Attar berharap, kehadiran Aretha di rumahnya menjadi angin segar di tengah rasa bosan yang melandanya. Gadis itu sangat polos. Ingin ia mengerjai Aretha agar dunianya lebih berwarna.
"Lo luangin waktu dong buat hangout bareng adik lo."
"Atha udah punya anak, Ron. Dia juga kuliah lagi. Pastinya susah banget membagi waktu."
Ronald mendesah sambil mengempaskan punggungnya ke sandaran kursi. "Adik lo udah jadi calon Doktor, kita lulus spesialis saja belum. Ck! Cape deh!"
***
Attar tahu, percaya kepada hantu di abad 21 terdengar konyol dan mengada-ada. Umurnya tak lagi belia. Tetapi setelah ia dewasa, sosok seram tak kasat mata itu masih membuat nyalinya ciut. Semua itu berbekal dari trauma masa kecilnya bersama pengasuhnya.
Balkon tempat favoritnya melamun tak lagi senyaman biasanya.
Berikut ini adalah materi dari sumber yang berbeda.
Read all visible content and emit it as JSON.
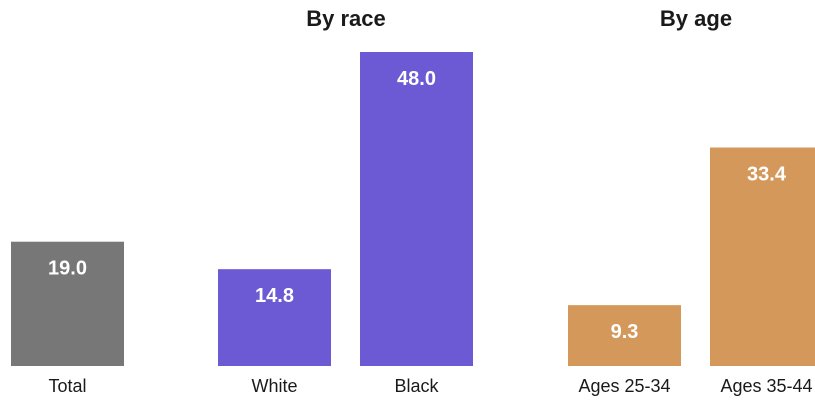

Lagi-lagi ia mendengar suara aneh samar-samar saat berdiri sana. Kali ini, suara itu tidak memanggil namanya seperti tempo hari, melainkan menangis lirih menyayat hati. Bulu kuduk Attar seketika berdiri.
Ia pun buru-buru beranjak. Sebelum ia menutup pintu balkon, terdengar ketukan di pintu kamarnya.
"Masuk!"
Pintu itu terbuka. Tampak Bi Ati membawakan nampan berisikan segelas besar s**u panas. "Diminum, Den, mumpung masih hangat."
Attar menyambut nampan dari Bi Ati dan meletakkannya di atas meja. "Bibi percaya hantu nggak?"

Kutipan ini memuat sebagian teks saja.